Bir ülke düşünün ki halk kendi doğasını, ülkeyi yönetenlere karşı korumaya çalışıyor ve bunu demokratik eylemlerle ya da sivil toplum örgütlerinin yargıya başvuruları ile sağlıyorlar.
Ama ne yazık ki bu doğa katliamlarının sayısı o denli çok ve yürürlüğe sokulması o kadar hızlı oluyor ki yargının durdurma kararları bile zor yetişiyor. Büyükşehirler beton yığını haline geldiği için şimdi sıra sahil kentlerindeki kıyı şeritleri, ormanlar ve son olarak da maden yönetmeliğinde yapılan değişikliklerle birlikte “Zeytinlikler için idam fermanı da çıktı”. Çünkü buralar da bir şekilde özelleştirmelerle peşkeş çekiliyor.Doğu Karadeniz’in canım yaylaları ve ormanlarını rant uğruna HES’e, taş ocaklarına açarken halkın feryatlarını günlerce TV ekranlarından izledik.
Yakında Zeytinlikler İçinde Feryatları Duyacağız
Değerli Okurlar, bakın sıra nereye gelmiş! Eski Milli Parklar Genel Müdürü A.HÜSREV ÖZKARA’nın, Bolu’da ki ormanlar ile ilgili feryatlarını sizlerle paylaşmıştım. Şimdi de Uludağ’la ilgili yapılmak istenenler konusundaki feryadını sizlerle paylaşıyorum.
“Türkiye Ormancılar Derneği (TOD) Başkanı Hüsrev Özkara, Uludağ Milli Parkı'nın koruma statüsünün “Uludağ Alan Başkanlığı” adı altında kaldırılarak Kültür ve Turizm Bakanlığı’na devredileceğini açıkladı.

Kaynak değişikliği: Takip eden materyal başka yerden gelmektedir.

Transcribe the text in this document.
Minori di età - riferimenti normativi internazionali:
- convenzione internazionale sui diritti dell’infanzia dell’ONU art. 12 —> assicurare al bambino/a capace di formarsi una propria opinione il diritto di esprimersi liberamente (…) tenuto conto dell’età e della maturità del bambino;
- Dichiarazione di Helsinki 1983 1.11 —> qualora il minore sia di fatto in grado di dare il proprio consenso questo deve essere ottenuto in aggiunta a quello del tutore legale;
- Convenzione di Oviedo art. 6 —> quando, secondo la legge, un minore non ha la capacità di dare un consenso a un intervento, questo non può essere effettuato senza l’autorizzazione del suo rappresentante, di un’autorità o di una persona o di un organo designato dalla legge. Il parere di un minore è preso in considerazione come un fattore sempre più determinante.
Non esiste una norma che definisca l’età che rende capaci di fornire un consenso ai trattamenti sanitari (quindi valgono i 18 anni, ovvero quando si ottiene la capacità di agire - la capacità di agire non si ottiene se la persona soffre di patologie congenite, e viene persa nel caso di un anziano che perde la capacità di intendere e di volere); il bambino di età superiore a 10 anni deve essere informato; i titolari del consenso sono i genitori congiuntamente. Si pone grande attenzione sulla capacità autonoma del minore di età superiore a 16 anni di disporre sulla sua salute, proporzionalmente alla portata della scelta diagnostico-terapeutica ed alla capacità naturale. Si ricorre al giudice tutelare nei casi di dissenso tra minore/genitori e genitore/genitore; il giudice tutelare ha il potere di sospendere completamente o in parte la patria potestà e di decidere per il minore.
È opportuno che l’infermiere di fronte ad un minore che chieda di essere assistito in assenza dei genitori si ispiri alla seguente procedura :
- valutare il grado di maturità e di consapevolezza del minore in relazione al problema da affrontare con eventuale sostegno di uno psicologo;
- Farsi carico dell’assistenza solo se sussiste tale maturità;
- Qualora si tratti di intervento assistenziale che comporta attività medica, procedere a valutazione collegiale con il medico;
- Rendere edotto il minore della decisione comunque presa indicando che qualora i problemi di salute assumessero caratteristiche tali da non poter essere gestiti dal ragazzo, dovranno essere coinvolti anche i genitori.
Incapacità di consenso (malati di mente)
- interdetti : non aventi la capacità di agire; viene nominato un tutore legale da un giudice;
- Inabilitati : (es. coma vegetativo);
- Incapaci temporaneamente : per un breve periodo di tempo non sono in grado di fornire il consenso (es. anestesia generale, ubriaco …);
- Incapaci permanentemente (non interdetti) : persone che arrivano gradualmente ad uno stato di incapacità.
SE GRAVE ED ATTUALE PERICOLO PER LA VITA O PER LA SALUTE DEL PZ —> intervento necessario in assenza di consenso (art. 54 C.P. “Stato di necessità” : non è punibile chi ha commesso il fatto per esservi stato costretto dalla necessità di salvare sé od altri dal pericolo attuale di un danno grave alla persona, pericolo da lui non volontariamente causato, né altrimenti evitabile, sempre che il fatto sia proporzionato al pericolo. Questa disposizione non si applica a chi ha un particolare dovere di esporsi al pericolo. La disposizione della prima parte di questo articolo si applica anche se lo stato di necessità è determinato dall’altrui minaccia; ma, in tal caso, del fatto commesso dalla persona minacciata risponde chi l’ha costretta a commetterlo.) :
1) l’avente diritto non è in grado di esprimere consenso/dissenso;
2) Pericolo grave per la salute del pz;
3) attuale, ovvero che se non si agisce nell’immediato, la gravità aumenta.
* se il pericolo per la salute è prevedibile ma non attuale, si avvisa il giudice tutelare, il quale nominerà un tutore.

Kültür ve Turizm Bakanı Mehmet Nuri Ersoy, Aralık 2021’de; “Uludağ Alan Başkanlığı ile ilgili yasa, ocak ayında kurum görüşlerine sunulacak. Birkaç ay içinde de yasanın çıkacağını düşünüyorum. 2634 sayılı turizm teşvik kanunu değişikliği ile ilgili Orman Bakanlığı’na bağlı tesislerin Turizm Bakanlığı’na geçmesinin önü açıldı” açıklamasını yapmıştı.
Özkara, “Uludağ Alan Başkanlığı Kanun Tasarısının” yürürlüğe girmesi durumda; Uludağ Milli Parkı’ndaki orman alanları, alpin dağ çayırları, su kaynakları ve canlı yaşamın yok oluş sürecine gireceğini, “Hem Uludağ’ın hem de Bursa’nın yıkımı” anlamına geleceğini söyledi.
13 bin 24 hektarlık alana sahip milli parkın 720 hektarlık alanında kayak pistleri ve tesisleri bulunuyor. Uludağ Milli Parkı'nın, statüsünün değiştirildiği takdirde "altyapı geliştirme" adı altında parktaki yapılaşma artacak.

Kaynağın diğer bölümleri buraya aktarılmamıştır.